Years ago, I took a ghost tour of Pike Place Market. One of the stories the tour guide told was of a woman named Linda Burfield Hazzard, who in the early 20th century promoted herself as an expert in the "fasting cure." She would condition her clients with the idea that the only way to regain their health was to engage in a dramatic fast and to take her "osteopathic" treatments to purify their bodies. Many of them died of starvation and she, opportunist that she was, would steal as much of their property, money, jewels and savings, as she could. She was featured in the tour because one of the buildings we passed by was one of the places in which she practiced. It was a fascinating story.

On New Year's Day this year, I was at the Museum of History and Industry here in Seattle and stopped by the gift shop. I found there a copy of Starvation Heights: A True Story of Murder and Malice in the Woods of the Pacific Northwest, the true story of two British heiresses who "took the cure", one of whom escaped, lived to tell the tale and to pursue Hazzard's prosecution.
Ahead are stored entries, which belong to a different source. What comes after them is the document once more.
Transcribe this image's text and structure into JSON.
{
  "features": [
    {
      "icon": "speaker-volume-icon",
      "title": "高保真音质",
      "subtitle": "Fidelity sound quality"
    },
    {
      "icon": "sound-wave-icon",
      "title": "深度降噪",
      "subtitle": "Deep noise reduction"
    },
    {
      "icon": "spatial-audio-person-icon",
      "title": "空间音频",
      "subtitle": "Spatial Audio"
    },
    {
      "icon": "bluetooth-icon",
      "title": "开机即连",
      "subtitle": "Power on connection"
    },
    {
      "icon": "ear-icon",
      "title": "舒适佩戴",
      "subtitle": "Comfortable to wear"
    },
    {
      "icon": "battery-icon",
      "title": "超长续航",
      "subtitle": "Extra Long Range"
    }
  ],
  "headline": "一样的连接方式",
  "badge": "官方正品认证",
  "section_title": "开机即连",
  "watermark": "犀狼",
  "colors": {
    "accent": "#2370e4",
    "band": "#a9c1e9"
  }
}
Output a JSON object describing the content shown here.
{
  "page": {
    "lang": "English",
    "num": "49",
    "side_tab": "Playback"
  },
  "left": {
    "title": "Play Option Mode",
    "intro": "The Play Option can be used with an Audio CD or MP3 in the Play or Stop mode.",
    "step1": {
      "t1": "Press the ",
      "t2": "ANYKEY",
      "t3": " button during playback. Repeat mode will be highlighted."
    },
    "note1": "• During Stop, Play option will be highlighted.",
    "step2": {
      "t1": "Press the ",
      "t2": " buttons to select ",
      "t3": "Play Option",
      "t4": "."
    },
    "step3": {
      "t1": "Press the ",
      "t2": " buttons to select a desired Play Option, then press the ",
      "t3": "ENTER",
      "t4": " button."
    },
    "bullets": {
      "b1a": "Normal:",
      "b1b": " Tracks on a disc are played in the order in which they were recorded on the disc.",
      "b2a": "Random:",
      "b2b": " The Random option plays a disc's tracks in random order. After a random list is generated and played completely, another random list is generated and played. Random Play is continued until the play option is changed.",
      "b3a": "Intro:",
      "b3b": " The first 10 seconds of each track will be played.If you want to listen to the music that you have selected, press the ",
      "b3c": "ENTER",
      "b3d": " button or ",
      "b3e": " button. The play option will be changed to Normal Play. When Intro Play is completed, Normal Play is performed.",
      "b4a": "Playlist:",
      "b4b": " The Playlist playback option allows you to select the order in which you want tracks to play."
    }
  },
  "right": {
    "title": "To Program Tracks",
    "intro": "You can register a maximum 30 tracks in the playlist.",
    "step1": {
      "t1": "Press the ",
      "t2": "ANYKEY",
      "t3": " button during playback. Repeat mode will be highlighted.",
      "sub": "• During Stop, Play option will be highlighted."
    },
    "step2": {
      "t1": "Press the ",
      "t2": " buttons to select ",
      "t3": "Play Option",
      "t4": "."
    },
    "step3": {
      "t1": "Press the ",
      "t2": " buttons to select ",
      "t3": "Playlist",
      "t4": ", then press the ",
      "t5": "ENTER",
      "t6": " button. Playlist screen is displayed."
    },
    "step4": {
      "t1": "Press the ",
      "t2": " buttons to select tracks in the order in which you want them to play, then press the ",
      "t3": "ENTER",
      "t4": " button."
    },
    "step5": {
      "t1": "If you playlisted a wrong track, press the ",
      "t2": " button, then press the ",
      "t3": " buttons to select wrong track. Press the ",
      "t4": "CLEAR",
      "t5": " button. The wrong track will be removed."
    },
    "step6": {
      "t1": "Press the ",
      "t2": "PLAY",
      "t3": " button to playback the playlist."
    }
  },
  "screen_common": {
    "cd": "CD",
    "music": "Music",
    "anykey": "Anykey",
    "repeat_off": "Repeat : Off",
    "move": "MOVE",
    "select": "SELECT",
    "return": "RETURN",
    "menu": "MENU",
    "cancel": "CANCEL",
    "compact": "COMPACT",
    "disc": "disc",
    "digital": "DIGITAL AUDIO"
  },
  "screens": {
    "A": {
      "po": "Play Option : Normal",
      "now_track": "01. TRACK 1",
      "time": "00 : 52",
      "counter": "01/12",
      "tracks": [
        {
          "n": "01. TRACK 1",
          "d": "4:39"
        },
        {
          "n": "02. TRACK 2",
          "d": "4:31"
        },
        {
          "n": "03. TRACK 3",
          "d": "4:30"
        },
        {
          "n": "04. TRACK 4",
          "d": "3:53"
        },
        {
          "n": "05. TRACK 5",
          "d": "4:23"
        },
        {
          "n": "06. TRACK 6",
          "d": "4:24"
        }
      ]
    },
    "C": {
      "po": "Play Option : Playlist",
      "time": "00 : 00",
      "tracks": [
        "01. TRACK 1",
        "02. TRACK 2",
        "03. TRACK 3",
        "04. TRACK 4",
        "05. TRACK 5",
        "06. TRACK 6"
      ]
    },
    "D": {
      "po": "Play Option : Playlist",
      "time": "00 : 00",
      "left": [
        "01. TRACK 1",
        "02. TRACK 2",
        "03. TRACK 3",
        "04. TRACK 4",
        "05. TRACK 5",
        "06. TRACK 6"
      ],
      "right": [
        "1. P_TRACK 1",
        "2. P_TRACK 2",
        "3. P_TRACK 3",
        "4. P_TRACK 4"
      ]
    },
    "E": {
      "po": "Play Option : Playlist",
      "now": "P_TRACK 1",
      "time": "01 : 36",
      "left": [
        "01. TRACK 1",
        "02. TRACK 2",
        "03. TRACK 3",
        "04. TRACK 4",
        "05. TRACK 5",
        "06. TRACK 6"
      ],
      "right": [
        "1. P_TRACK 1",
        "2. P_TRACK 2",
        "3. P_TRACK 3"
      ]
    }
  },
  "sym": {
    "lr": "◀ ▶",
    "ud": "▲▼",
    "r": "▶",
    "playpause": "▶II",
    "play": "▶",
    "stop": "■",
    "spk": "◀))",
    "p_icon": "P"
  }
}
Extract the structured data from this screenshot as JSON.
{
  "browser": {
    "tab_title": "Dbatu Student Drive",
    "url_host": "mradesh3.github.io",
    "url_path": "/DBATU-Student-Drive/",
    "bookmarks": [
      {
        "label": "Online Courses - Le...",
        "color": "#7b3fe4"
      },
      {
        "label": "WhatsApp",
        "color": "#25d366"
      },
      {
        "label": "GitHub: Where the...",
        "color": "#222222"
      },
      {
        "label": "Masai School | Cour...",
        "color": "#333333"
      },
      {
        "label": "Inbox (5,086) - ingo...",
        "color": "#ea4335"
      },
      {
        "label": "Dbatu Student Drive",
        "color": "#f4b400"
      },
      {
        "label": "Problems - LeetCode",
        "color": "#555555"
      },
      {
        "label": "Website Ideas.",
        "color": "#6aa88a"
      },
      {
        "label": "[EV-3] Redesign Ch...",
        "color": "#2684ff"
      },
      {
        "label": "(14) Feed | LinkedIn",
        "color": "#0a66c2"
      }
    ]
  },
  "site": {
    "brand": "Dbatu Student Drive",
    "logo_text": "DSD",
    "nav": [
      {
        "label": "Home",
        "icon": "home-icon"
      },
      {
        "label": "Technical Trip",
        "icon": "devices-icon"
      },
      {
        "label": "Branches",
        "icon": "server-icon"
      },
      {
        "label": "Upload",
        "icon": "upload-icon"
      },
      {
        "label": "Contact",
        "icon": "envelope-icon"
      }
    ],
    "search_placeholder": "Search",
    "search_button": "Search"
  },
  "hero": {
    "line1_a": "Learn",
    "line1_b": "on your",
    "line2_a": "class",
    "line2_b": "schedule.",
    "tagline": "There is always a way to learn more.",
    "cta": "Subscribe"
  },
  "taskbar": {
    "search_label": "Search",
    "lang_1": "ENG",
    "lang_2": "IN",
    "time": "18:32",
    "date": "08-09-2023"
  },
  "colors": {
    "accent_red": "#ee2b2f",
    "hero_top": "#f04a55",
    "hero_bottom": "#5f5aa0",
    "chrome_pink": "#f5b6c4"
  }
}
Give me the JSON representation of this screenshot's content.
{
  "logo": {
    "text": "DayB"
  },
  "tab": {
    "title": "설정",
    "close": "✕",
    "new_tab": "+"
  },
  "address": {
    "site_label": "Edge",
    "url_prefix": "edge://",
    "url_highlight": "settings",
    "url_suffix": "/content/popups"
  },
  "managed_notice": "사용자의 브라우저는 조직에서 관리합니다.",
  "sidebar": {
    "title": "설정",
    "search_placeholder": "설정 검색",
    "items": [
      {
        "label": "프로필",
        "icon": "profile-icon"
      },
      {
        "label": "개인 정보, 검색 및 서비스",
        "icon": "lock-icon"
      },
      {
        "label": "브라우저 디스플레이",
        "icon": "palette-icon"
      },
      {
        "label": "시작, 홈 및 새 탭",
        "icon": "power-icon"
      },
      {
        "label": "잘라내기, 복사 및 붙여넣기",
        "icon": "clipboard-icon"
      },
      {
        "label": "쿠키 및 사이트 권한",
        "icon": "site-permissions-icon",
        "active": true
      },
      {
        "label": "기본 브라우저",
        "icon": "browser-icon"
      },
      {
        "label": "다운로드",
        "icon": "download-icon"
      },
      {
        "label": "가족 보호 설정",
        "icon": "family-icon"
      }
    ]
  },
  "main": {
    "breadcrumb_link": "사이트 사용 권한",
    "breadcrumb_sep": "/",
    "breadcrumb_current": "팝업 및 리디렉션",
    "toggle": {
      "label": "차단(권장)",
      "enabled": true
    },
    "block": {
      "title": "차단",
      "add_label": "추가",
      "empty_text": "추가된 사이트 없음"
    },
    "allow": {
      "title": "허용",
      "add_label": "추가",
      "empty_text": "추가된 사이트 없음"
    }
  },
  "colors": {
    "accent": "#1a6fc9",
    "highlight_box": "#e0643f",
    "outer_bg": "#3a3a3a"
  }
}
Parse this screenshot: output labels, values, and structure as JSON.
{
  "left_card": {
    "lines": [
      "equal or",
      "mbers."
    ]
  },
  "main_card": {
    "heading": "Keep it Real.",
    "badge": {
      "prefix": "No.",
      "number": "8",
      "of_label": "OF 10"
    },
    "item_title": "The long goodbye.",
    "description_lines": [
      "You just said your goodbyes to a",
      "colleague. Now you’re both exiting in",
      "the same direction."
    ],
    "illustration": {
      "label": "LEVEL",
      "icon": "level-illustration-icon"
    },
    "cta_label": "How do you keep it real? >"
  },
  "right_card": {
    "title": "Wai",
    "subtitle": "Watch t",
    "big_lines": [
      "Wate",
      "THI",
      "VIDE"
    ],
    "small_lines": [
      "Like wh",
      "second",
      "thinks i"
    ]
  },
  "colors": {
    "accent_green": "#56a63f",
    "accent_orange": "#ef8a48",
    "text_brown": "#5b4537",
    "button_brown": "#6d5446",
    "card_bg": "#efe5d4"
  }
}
Olsen's account of the story is novelistic in the telling, detailed, gruesome and evocative. The scope of Hazzard's villainy--and the complete conviction with which she pursued her course--is jaw-dropping. Her sadism--starving her clients in the guise of restoring their health, beating them as part of her treatment, thieving away their agency and property, isolating them outside of remote Olala, WA in the name of preserving the efficacy of their cure--is astonishing. And Olsen's research, detail, and the way he draws the people central to the story is compelling. Hazzard's ultimate fate, an act of personal faith, provides an ironic and just grace note to the entire story. If the woods of the Kitsap Peninsula are haunted, Linda Hazzard is the reason why.

If you dig true crime, if you have an interest in the history of the Pacific Northwest, if you are turned on by obscure history and by really good narrative, then I highly recommend Starvation Heights. Excellent stuff.